Given the chill of the evening, we moved on to some warm dishes—even though salads like green papaya, shrimp and pork or beef and lime sounded tasty. (I was a little scared, I confess, by “pork internal salad.”) I was quite taken with the chicken with lemongrass and rice in a clay pot. The chicken was strongly redolent of citrusy lemongrass, while the almost gritty crunch of the finely minced herb added a textural contrast to the tender poultry. Throughout the rice, crisp fried shallots brought their distinctive mild oniony flavor. All of this was folded into a hearty pot of warm rice—crunchy and slightly golden where it had come into contact with the hot clay pot, but fluffy and nicely cooked in the interior.

We also had a dish of pork ribs in caramelized sauce.

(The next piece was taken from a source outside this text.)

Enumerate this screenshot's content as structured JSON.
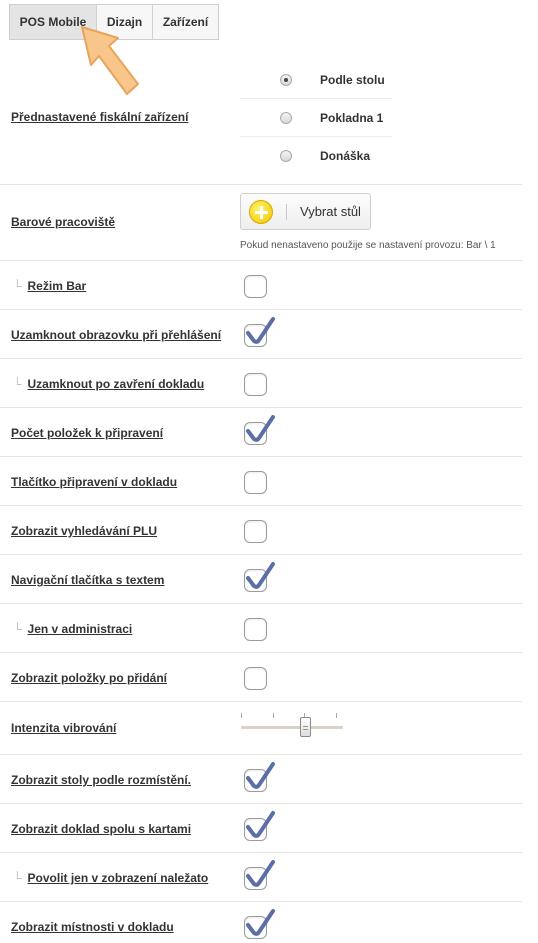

They were really small riblets, chopped into pieces an inch or so long, with plenty of cartilage and bone hanging around in the little pieces—good for gnawing, if that’s what you like to do. Though several of the ribs were plump and fresh-flavored, some of the meat was a little stringy and tough, and tasted just a touch old.

The sauce was strong and delicious over rice, with a bitter-caramel edge and plenty of salty-savory fish sauce to balance out any sweetness from its dose of sugar. Even after I thought I was full, I kept ladling just a little of that sauce over just a little more rice, and nibbling away at the couple of ribs we had left.

Though some of the food might lend itself to lingering and picking, the atmosphere on our visit really didn’t. While we were there, the only other party was watching a football game (at top volume), and I thought they might have been friends of the restaurateurs; the staff started cleaning up the restaurant around us, bringing in and stacking the chairs from outside, and generally giving our party some none-too-subtle hints that it was time to move on. It all just seemed a little, well, odd: The sleekish décor was sending one message, but the staff (and the presence of those video-gambling games) was sending another. The food’s pretty tasty, but with so many other Vietnamese options near Tango Café (it’s in the big Pacific Rim shopping center at 65th and Stockton), the restaurant may have to try a little harder to set itself apart.